I'm one of the 500 "early birds" that preordered the Mod-T at $149 and I'm very excited about the product. While the store, the media campaign, the concept, and the machine itself seem very impressive, there is one thing that isn't clear: will you be able to print your own homemade designs using the Mod-T? 

I'm certainly happy for the curated selection of objects. My wife, for instance, would get some good use out of it making things for around the house. 

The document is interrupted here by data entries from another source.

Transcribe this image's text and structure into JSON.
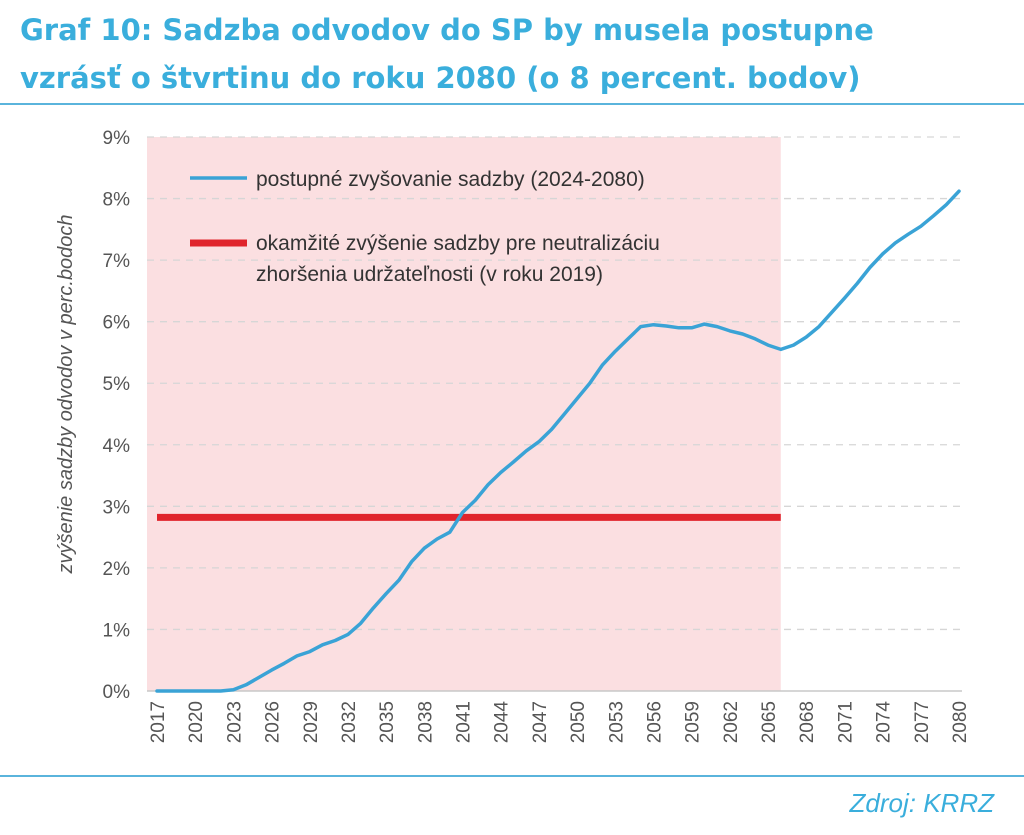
{
  "title": {
    "line1": "Graf 10: Sadzba odvodov do SP by musela postupne",
    "line2": "vzrásť o štvrtinu do roku 2080 (o 8 percent. bodov)"
  },
  "source": "Zdroj: KRRZ",
  "chart_data": {
    "type": "line",
    "ylabel": "zvýšenie sadzby odvodov v perc.bodoch",
    "ylim": [
      0,
      9
    ],
    "yticks": [
      "0%",
      "1%",
      "2%",
      "3%",
      "4%",
      "5%",
      "6%",
      "7%",
      "8%",
      "9%"
    ],
    "xlim": [
      2017,
      2080
    ],
    "xticks": [
      "2017",
      "2020",
      "2023",
      "2026",
      "2029",
      "2032",
      "2035",
      "2038",
      "2041",
      "2044",
      "2047",
      "2050",
      "2053",
      "2056",
      "2059",
      "2062",
      "2065",
      "2068",
      "2071",
      "2074",
      "2077",
      "2080"
    ],
    "grid": true,
    "legend_position": "top-left",
    "shaded_period": [
      2017,
      2066
    ],
    "colors": {
      "series_line": "#3aa3d6",
      "ref_line": "#e0242c",
      "shade": "#fbdfe1",
      "accent": "#3aaedc"
    },
    "series": [
      {
        "name": "postupné zvyšovanie sadzby (2024-2080)",
        "x": [
          2017,
          2018,
          2019,
          2020,
          2021,
          2022,
          2023,
          2024,
          2025,
          2026,
          2027,
          2028,
          2029,
          2030,
          2031,
          2032,
          2033,
          2034,
          2035,
          2036,
          2037,
          2038,
          2039,
          2040,
          2041,
          2042,
          2043,
          2044,
          2045,
          2046,
          2047,
          2048,
          2049,
          2050,
          2051,
          2052,
          2053,
          2054,
          2055,
          2056,
          2057,
          2058,
          2059,
          2060,
          2061,
          2062,
          2063,
          2064,
          2065,
          2066,
          2067,
          2068,
          2069,
          2070,
          2071,
          2072,
          2073,
          2074,
          2075,
          2076,
          2077,
          2078,
          2079,
          2080
        ],
        "values": [
          0,
          0,
          0,
          0,
          0,
          0,
          0.02,
          0.1,
          0.22,
          0.34,
          0.45,
          0.57,
          0.64,
          0.75,
          0.82,
          0.92,
          1.1,
          1.35,
          1.58,
          1.8,
          2.1,
          2.32,
          2.47,
          2.58,
          2.9,
          3.1,
          3.35,
          3.55,
          3.72,
          3.9,
          4.05,
          4.25,
          4.5,
          4.75,
          5.0,
          5.3,
          5.52,
          5.72,
          5.92,
          5.95,
          5.93,
          5.9,
          5.9,
          5.96,
          5.92,
          5.85,
          5.8,
          5.72,
          5.62,
          5.55,
          5.62,
          5.75,
          5.92,
          6.15,
          6.38,
          6.62,
          6.88,
          7.1,
          7.28,
          7.42,
          7.55,
          7.72,
          7.9,
          8.12
        ]
      },
      {
        "name": "okamžité zvýšenie sadzby pre neutralizáciu zhoršenia udržateľnosti (v roku 2019)",
        "x": [
          2017,
          2066
        ],
        "values": [
          2.82,
          2.82
        ]
      }
    ]
  }
}
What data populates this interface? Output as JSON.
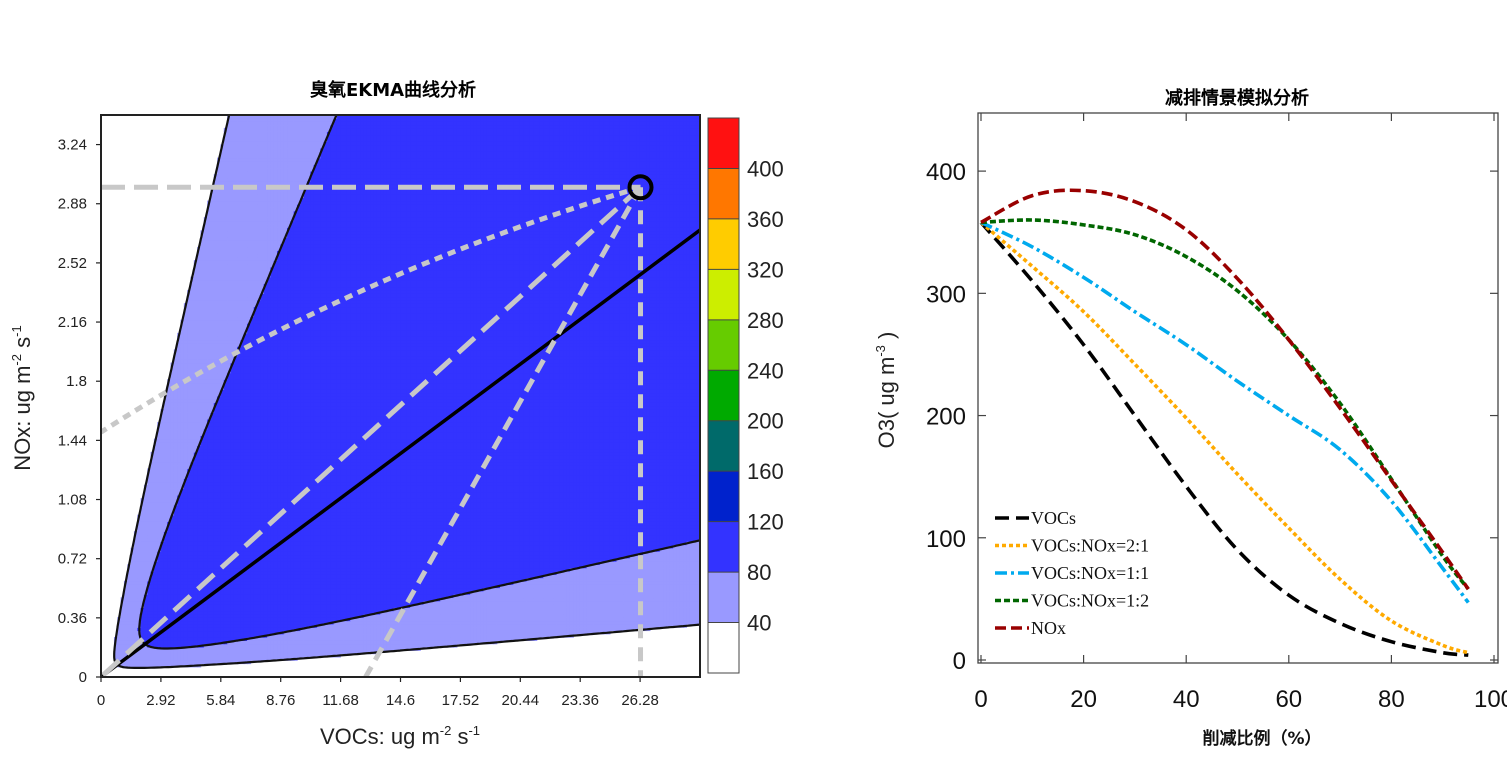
{
  "chart_data": [
    {
      "type": "heatmap",
      "title": "臭氧EKMA曲线分析",
      "xlabel_main": "VOCs: ug m",
      "xlabel_exp1": "-2",
      "xlabel_mid": " s",
      "xlabel_exp2": "-1",
      "ylabel_main": "NOx:  ug m",
      "ylabel_exp1": "-2",
      "ylabel_mid": " s",
      "ylabel_exp2": "-1",
      "xlim": [
        0,
        29.2
      ],
      "ylim": [
        0,
        3.42
      ],
      "x_ticks": [
        "0",
        "2.92",
        "5.84",
        "8.76",
        "11.68",
        "14.6",
        "17.52",
        "20.44",
        "23.36",
        "26.28"
      ],
      "y_ticks": [
        "0",
        "0.36",
        "0.72",
        "1.08",
        "1.44",
        "1.8",
        "2.16",
        "2.52",
        "2.88",
        "3.24"
      ],
      "colorbar_ticks": [
        "40",
        "80",
        "120",
        "160",
        "200",
        "240",
        "280",
        "320",
        "360",
        "400"
      ],
      "contour_levels": [
        40,
        80,
        120,
        160,
        200,
        240,
        280,
        320,
        360,
        400
      ],
      "level_colors": [
        "#ffffff",
        "#9999ff",
        "#3333ff",
        "#0022cc",
        "#006a6a",
        "#00aa00",
        "#66cc00",
        "#ccee00",
        "#ffcc00",
        "#ff7700",
        "#ff1111"
      ],
      "current_point": {
        "x": 26.3,
        "y": 2.98
      },
      "scenario_end_points": [
        {
          "x": 0,
          "y": 0
        },
        {
          "x": 0,
          "y": 1.49
        },
        {
          "x": 12.9,
          "y": 0
        },
        {
          "x": 26.3,
          "y": 0
        }
      ]
    },
    {
      "type": "line",
      "title": "减排情景模拟分析",
      "xlabel": "削减比例（%）",
      "ylabel_main": "O3( ug m",
      "ylabel_exp": "-3",
      "ylabel_end": " )",
      "xlim": [
        0,
        100
      ],
      "ylim": [
        0,
        450
      ],
      "x_ticks": [
        "0",
        "20",
        "40",
        "60",
        "80",
        "100"
      ],
      "y_ticks": [
        "0",
        "100",
        "200",
        "300",
        "400"
      ],
      "legend_position": "bottom-left",
      "series": [
        {
          "name": "VOCs",
          "color": "#000000",
          "dash": "14 7",
          "x": [
            0,
            10,
            20,
            30,
            40,
            50,
            60,
            70,
            80,
            90,
            95
          ],
          "y": [
            358,
            310,
            258,
            200,
            142,
            90,
            53,
            30,
            15,
            6,
            4
          ]
        },
        {
          "name": "VOCs:NOx=2:1",
          "color": "#ffaa00",
          "dash": "4 3",
          "x": [
            0,
            10,
            20,
            30,
            40,
            50,
            60,
            70,
            80,
            90,
            95
          ],
          "y": [
            358,
            322,
            285,
            242,
            198,
            152,
            108,
            66,
            32,
            12,
            6
          ]
        },
        {
          "name": "VOCs:NOx=1:1",
          "color": "#00aaee",
          "dash": "12 4 3 4",
          "x": [
            0,
            10,
            20,
            30,
            40,
            50,
            60,
            70,
            80,
            90,
            95
          ],
          "y": [
            358,
            338,
            313,
            285,
            258,
            228,
            200,
            172,
            130,
            75,
            47
          ]
        },
        {
          "name": "VOCs:NOx=1:2",
          "color": "#006600",
          "dash": "6 3",
          "x": [
            0,
            10,
            20,
            30,
            40,
            50,
            60,
            70,
            80,
            90,
            95
          ],
          "y": [
            358,
            360,
            356,
            348,
            330,
            302,
            262,
            210,
            148,
            85,
            58
          ]
        },
        {
          "name": "NOx",
          "color": "#990000",
          "dash": "11 5",
          "x": [
            0,
            10,
            20,
            30,
            40,
            50,
            60,
            70,
            80,
            90,
            95
          ],
          "y": [
            358,
            380,
            384,
            375,
            352,
            312,
            262,
            206,
            147,
            88,
            58
          ]
        }
      ]
    }
  ]
}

However, for the rest of us that know our way around a 3D design application (I use Maya and Sketchup), can we print out our own original designs? In the specs for the product, it lists that .STL files will be supported.  My aim is to create, make, and sell original merchandise for my music projects. Without that capability, this machine won't exactly be useless to me, but it'll lose a great deal of its luster. 

Thanks!

----------


## NewMatter

Yes, the MOD-t software will include a slicer for working with standard STL files generated by most 3D design software.  The printer itself will also accept standard G-codes so you will be able to use 3rd party slicers like Cura or Slic3r (although you'll have to set up the machine specific parameters yourself).

----------


## Feign

I imagine that if it supports .stl files, then it supports them no matter what you make them with.  I know Sketchup already exports into .stl, and I'm pretty sure Maya does too.  Almost every worthwhile 3D modelling software can save in .stl format, it's about as ubiquitous as .jpg is for images.

----------


## EscapeTheClouds

Thank you for the responses, the clarification, and the good news. I've been wanting to get into 3D printing for a while, and have plenty of ideas for things I want to create, but the price has always been so prohibitive. I look forward to spring next year!

----------